Less than a week before the United Nations deadline for countries to file greenhouse-gas pledges necessary to keep a global climate change deal on track, it looks like most of the world is missing in action.
Ahead of the March 31 target, only the European Union and Switzerland have unveiled plans, representing about 10 percent of global emissions. The U.S. has promised to hit the deadline. The rest of the world’s major economies, including China, India, Australia and Japan, are unlikely to complete submissions in time, according to environmental groups tracking UN climate talks.
More than 190 nations are scheduled to meet in Paris in December to craft an international deal aimed at slowing global warming. Countries may be holding off on individual plans as long as possible to see what others are doing and to shrink the time for negotiation on their own programs, suggested Wai-Shin Chan, a strategist at HSBC Holdings Plc.
“There’s a bit of a waiting game going on,” Chan said by telephone from Hong Kong. Delaying “doesn’t really give other countries much time to scrutinize and assess, and say ‘We’ll do more if you do more.’”
The holdup shows the obstacles facing negotiators as they seek a plan to avoid catastrophic global warming. The UN wants the plans to be submitted well before the meeting to avoid a last-minute pile-up like the that one that sank the talks in Copenhagen in 2009.
“It’s very important that as many major economies as possible share their offers early,” said Jennifer Morgan, director of climate programs at the World Resources Institute, a Washington-based advocacy group.
The proposals come in what the UN calls intended nationally determined contributions, or INDCs. They’re supposed to contain voluntary measures for each nation to pare back fossil-fuel use, accelerate renewable energy and adapt to rising seas and other measures.
Negotiators in Warsaw in 2013 agreed to submit pledges by the end of the first quarter of 2015 for “those parties ready to do so,” a phrase signaling the date wasn’t a hard deadline. The UN can analyze the submissions made until Oct. 1.
“It seems difficult to understand why a major economy would not be ready,” Franz Perrez, the Swiss climate envoy, said by e-mail. “This would clearly undermine the trust in partners.”
The Paris agreement would be the first to wrest commitments from all nations. It’s intended to build on the 1997 Kyoto Protocol, which required pollution reductions only in industrialized nations and set no limits for developing ones like China and India, where emissions have skyrocketed.
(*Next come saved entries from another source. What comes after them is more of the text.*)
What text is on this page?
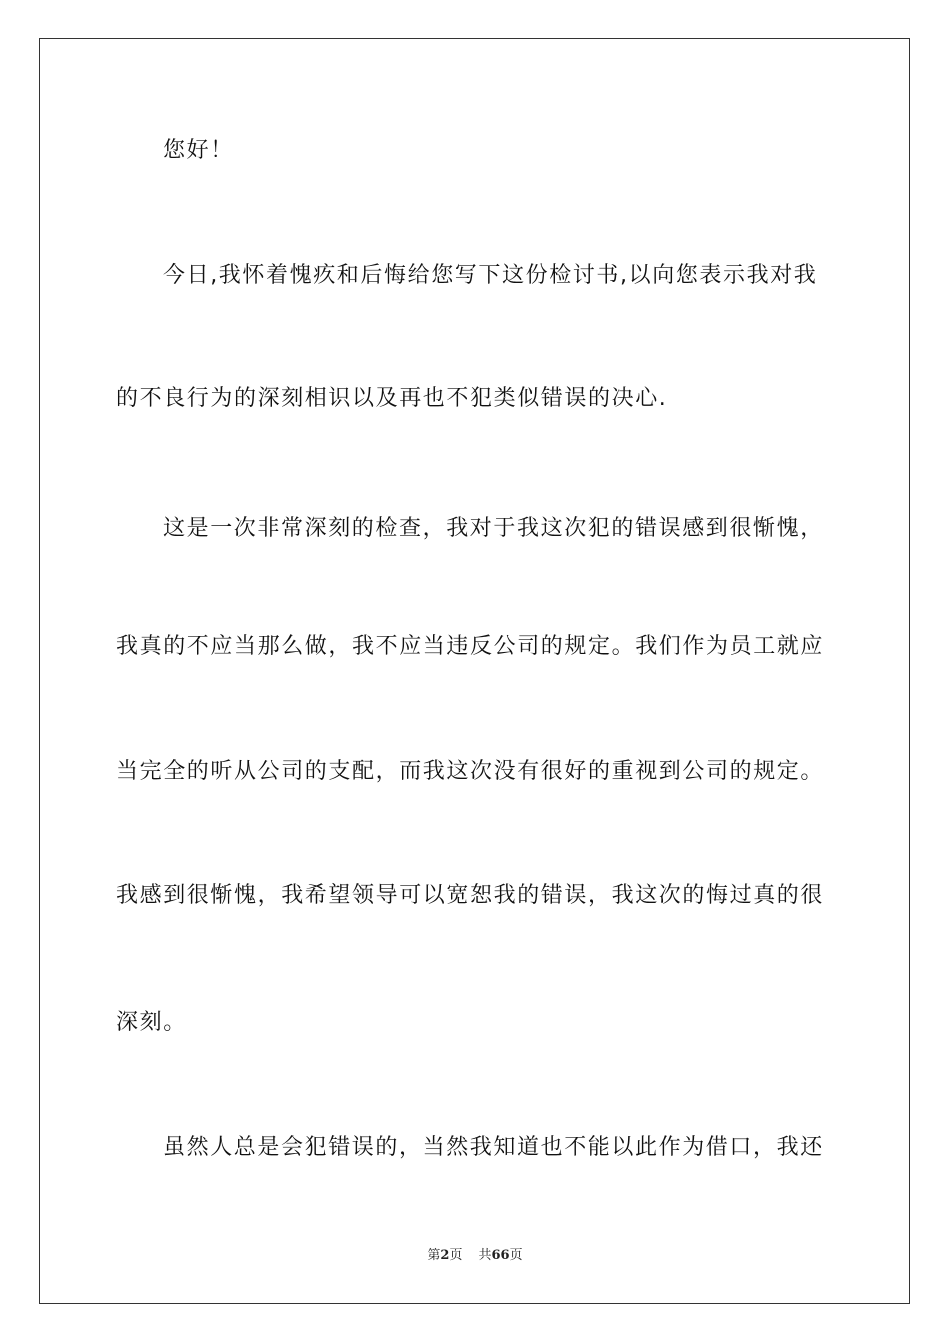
您好！
今日,我怀着愧疚和后悔给您写下这份检讨书,以向您表示我对我
的不良行为的深刻相识以及再也不犯类似错误的决心.
这是一次非常深刻的检查，我对于我这次犯的错误感到很惭愧，
我真的不应当那么做，我不应当违反公司的规定。我们作为员工就应
当完全的听从公司的支配，而我这次没有很好的重视到公司的规定。
我感到很惭愧，我希望领导可以宽恕我的错误，我这次的悔过真的很
深刻。
虽然人总是会犯错误的，当然我知道也不能以此作为借口，我还
第2页 共66页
“Most of the developed countries were insisting in the course of negotiations to have this deadline, but many of them are now faltering,” said Quamrul Chowdhury, Bangladesh’s envoy at the talks. Bangladesh expects to complete its work within a couple of months.
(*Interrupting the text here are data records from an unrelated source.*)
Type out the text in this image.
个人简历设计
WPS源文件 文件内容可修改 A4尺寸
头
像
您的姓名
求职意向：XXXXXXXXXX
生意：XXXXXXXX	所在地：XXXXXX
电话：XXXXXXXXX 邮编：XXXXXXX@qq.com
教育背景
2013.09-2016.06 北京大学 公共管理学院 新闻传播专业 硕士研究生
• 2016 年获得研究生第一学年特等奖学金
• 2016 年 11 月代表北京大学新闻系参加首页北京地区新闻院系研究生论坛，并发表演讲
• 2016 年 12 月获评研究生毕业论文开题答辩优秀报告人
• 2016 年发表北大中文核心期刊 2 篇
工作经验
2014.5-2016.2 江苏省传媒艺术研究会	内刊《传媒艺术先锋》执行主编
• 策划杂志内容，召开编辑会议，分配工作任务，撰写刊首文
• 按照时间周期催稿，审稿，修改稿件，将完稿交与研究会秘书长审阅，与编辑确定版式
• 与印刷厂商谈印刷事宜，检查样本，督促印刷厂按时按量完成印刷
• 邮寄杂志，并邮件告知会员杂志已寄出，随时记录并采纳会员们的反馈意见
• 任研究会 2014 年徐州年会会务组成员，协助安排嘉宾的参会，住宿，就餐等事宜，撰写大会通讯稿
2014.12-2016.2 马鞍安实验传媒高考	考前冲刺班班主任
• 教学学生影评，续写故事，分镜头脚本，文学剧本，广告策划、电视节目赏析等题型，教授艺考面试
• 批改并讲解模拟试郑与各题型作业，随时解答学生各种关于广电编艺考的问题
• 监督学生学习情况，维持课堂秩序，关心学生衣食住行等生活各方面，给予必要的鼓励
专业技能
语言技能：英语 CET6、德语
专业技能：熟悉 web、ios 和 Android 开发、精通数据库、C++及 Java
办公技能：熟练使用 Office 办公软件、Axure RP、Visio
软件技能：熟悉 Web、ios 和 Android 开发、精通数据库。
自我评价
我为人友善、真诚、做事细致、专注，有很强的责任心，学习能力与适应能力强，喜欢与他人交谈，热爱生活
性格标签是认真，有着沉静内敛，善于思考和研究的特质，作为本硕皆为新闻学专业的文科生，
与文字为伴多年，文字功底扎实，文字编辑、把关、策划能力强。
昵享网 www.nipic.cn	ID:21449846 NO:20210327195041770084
The discussions will remain on track as long as details are available by June or July, said Jake Schmidt, director of international programs at the Natural Resources Defense Council.
“Whether or not these countries propose something strong sends a signal about how serious they are,” he said by phone.
The European Union’s program submitted March 6 calls for a 40 percent cut in greenhouse gases below 1990 levels by 2030. The Swiss outlined a 50 percent cut.
In a joint statement in November, the U.S. said that it would cut emissions by more than a quarter, and China for the first time said carbon emissions would peak by about 2030.
U.S. officials have said they’re on track to submit a formal pledge this month. China’s lead negotiator Su Wei said in December that a formal submission will be made by mid-2015. The National Development and Reform Commission in Beijing, which coordinates climate policy, didn’t reply to questions submitted by fax.
India, the third-biggest polluter, has discussed submitting plans no earlier than June.
Brazil is working to deliver its filing before October, said Carlos Klink, secretary for climate change at the environment ministry. It has cut emissions 41 percent from 2005 levels and intends to make a 36 percent to 39 percent reduction by 2020. “We will have an ambitious goal for Paris,” he said in an interview. “Brazil has already been aggressive in the last years.”
Japan, Australia and Canada haven’t indicated when they’ll reveal their plans, Schmidt said.
“We cannot comment on the specific timing,” Junya Nakano, an official in charge of climate change at Japan’s Ministry of Foreign Affairs, said Tuesday. “We are taking into account submissions from other countries” and will submit “as soon as possible.”